The Algebraic Mind written by Gary F. Marcus and has been published by MIT Press this book supported file pdf, txt, epub, kindle and other format this book has been release on 2019-01-01 with Psychology categories.


In The Algebraic Mind, Gary Marcus attempts to integrate two theories about how the mind works, one that says that the mind is a computer-like manipulator of symbols, and another that says that the mind is a large network of neurons working together in parallel. Resisting the conventional wisdom that says that if the mind is a large neural network it cannot simultaneously be a manipulator of symbols, Marcus outlines a variety of ways in which neural systems could be organized so as to manipulate symbols, and he shows why such systems are more likely to provide an adequate substrate for language and cognition than neural systems that are inconsistent with the manipulation of symbols. Concluding with a discussion of how a neurally realized system of symbol-manipulation could have evolved and how such a system could unfold developmentally within the womb, Marcus helps to set the future agenda of cognitive neuroscience.



Knowledge Graphs For Explainable Artificial Intelligence Foundations Applications And Challenges


Knowledge Graphs For Explainable Artificial Intelligence Foundations Applications And Challenges
DOWNLOAD
Author : Ilaria Tiddi
language : en
Publisher:
Release Date : 2020

Knowledge Graphs For Explainable Artificial Intelligence Foundations Applications And Challenges written by Ilaria Tiddi and has been published by this book supported file pdf, txt, epub, kindle and other format this book has been release on 2020 with Artificial intelligence categories.

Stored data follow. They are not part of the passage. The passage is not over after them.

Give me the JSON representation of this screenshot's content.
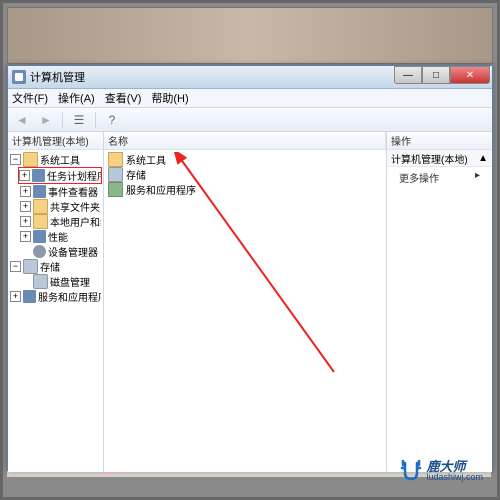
{
  "window": {
    "title": "计算机管理",
    "buttons": {
      "min": "—",
      "max": "□",
      "close": "✕"
    }
  },
  "menu": {
    "file": "文件(F)",
    "action": "操作(A)",
    "view": "查看(V)",
    "help": "帮助(H)"
  },
  "toolbar": {
    "back": "◄",
    "fwd": "►",
    "props": "☰",
    "help": "?"
  },
  "tree": {
    "header": "计算机管理(本地)",
    "root": {
      "label": "系统工具",
      "expanded": true
    },
    "nodes": [
      {
        "label": "任务计划程序",
        "icon": "clock",
        "highlight": true,
        "indent": 1,
        "twist": "+"
      },
      {
        "label": "事件查看器",
        "icon": "app",
        "indent": 1,
        "twist": "+"
      },
      {
        "label": "共享文件夹",
        "icon": "folder",
        "indent": 1,
        "twist": "+"
      },
      {
        "label": "本地用户和组",
        "icon": "folder",
        "indent": 1,
        "twist": "+"
      },
      {
        "label": "性能",
        "icon": "app",
        "indent": 1,
        "twist": "+"
      },
      {
        "label": "设备管理器",
        "icon": "cog",
        "indent": 1,
        "twist": ""
      }
    ],
    "storage": {
      "label": "存储",
      "expanded": true
    },
    "storage_nodes": [
      {
        "label": "磁盘管理",
        "icon": "disk",
        "indent": 1,
        "twist": ""
      }
    ],
    "services": {
      "label": "服务和应用程序",
      "icon": "app",
      "twist": "+"
    }
  },
  "list": {
    "columns": [
      "名称"
    ],
    "items": [
      {
        "label": "系统工具",
        "icon": "fold"
      },
      {
        "label": "存储",
        "icon": "stor"
      },
      {
        "label": "服务和应用程序",
        "icon": "svc"
      }
    ]
  },
  "actions": {
    "header": "操作",
    "group": "计算机管理(本地)",
    "more": "更多操作",
    "arrow": "▲",
    "menu_arrow": "▸"
  },
  "watermark": {
    "cn": "鹿大师",
    "url": "ludashiwj.com"
  }
}
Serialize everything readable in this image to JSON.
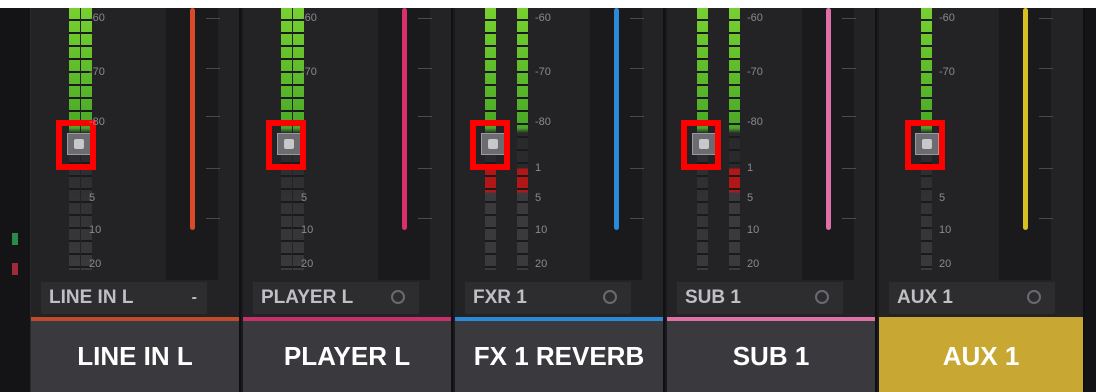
{
  "scale_labels": [
    "-60",
    "-70",
    "-80",
    "1",
    "5",
    "10",
    "20"
  ],
  "channels": [
    {
      "name_field": "LINE IN L",
      "name_suffix": "-",
      "label": "LINE IN L",
      "color": "#d84a2a",
      "accent": "#c04a2a",
      "active": false
    },
    {
      "name_field": "PLAYER L",
      "label": "PLAYER L",
      "color": "#d8306a",
      "accent": "#c8306a",
      "active": false
    },
    {
      "name_field": "FXR 1",
      "label": "FX 1 REVERB",
      "color": "#2a8ad8",
      "accent": "#2a8ad8",
      "active": false
    },
    {
      "name_field": "SUB 1",
      "label": "SUB 1",
      "color": "#e070a8",
      "accent": "#e070a8",
      "active": false
    },
    {
      "name_field": "AUX 1",
      "label": "AUX 1",
      "color": "#d8c020",
      "accent": "#c8a832",
      "active": true
    }
  ],
  "highlight_color": "#ff0000"
}
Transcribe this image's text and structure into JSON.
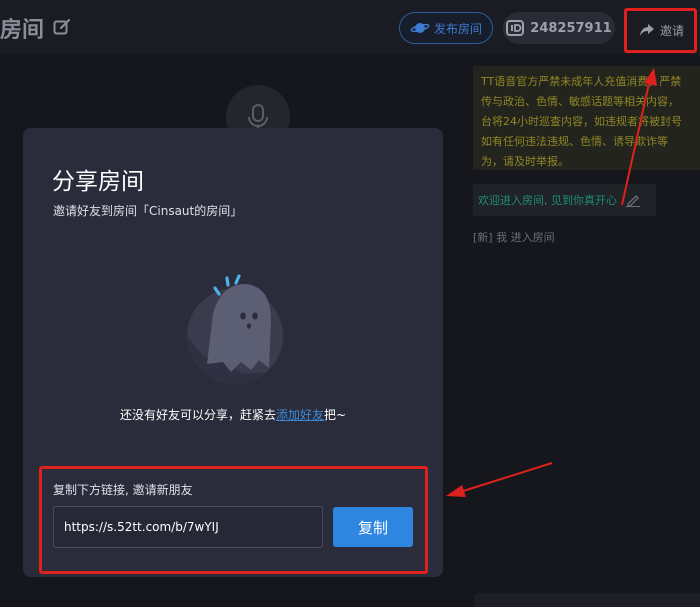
{
  "header": {
    "room_title": "房间",
    "publish_label": "发布房间",
    "room_id": "248257911",
    "invite_label": "邀请"
  },
  "room": {
    "notice_text": "TT语音官方严禁未成年人充值消费，严禁\n传与政治、色情、敏感话题等相关内容，\n台将24小时巡查内容，如违规者将被封号\n如有任何违法违规、色情、诱导欺诈等\n为，请及时举报。",
    "welcome_text": "欢迎进入房间, 见到你真开心",
    "system_message": "[新] 我 进入房间"
  },
  "share_modal": {
    "title": "分享房间",
    "subtitle": "邀请好友到房间「Cinsaut的房间」",
    "empty_prefix": "还没有好友可以分享，赶紧去",
    "empty_link": "添加好友",
    "empty_suffix": "把~",
    "copy_hint": "复制下方链接, 邀请新朋友",
    "share_link": "https://s.52tt.com/b/7wYIJ",
    "copy_label": "复制"
  },
  "colors": {
    "accent": "#2f86e0",
    "highlight": "#e0201c",
    "modal_bg": "#2a2c3b",
    "notice_text": "#8f8824"
  },
  "icons": [
    "edit-icon",
    "planet-icon",
    "id-icon",
    "share-arrow-icon",
    "mic-icon",
    "ghost-icon",
    "pencil-icon"
  ]
}
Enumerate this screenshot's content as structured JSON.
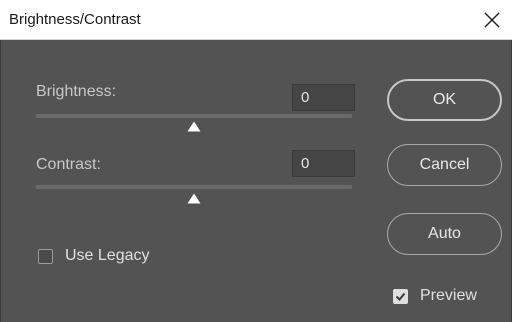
{
  "window": {
    "title": "Brightness/Contrast"
  },
  "brightness": {
    "label": "Brightness:",
    "value": "0",
    "slider_position": 0.5
  },
  "contrast": {
    "label": "Contrast:",
    "value": "0",
    "slider_position": 0.5
  },
  "buttons": {
    "ok": "OK",
    "cancel": "Cancel",
    "auto": "Auto"
  },
  "options": {
    "use_legacy": {
      "label": "Use Legacy",
      "checked": false
    },
    "preview": {
      "label": "Preview",
      "checked": true
    }
  },
  "icons": {
    "close": "close-icon",
    "slider_thumb": "triangle-thumb-icon",
    "checkmark": "checkmark-icon"
  },
  "colors": {
    "dialog_bg": "#535353",
    "title_bg": "#ffffff",
    "field_bg": "#454545",
    "text": "#c8c8c8"
  }
}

The latest advances in Artificial Intelligence and (deep) Machine Learning in particular revealed a major drawback of modern intelligent systems, namely the inability to explain their decisions in a way that humans can easily understand. While eXplainable AI rapidly became an active area of research in response to this need for improved understandability and trustworthiness, the field of Knowledge Representation and Reasoning (KRR) has on the other hand a long-standing tradition in managing information in a symbolic, human-understandable form. This book provides the first comprehensive collection of research contributions on the role of knowledge graphs for eXplainable AI (KG4XAI), and the papers included here present academic and industrial research focused on the theory, methods and implementations of AI systems that use structured knowledge to generate reliable explanations. Introductory material on knowledge graphs is included for those readers with only a minimal background in the field, as well as specific chapters devoted to advanced methods, applications and case-studies that use knowledge graphs as a part of knowledge-based, explainable systems (KBX-systems). The final chapters explore current challenges and future research directions in the area of knowledge graphs for eXplainable AI. The book not only provides a scholarly, state-of-the-art overview of research in this subject area, but also fosters the hybrid combination of symbolic and subsymbolic AI methods, and will be of interest to all those working in the field.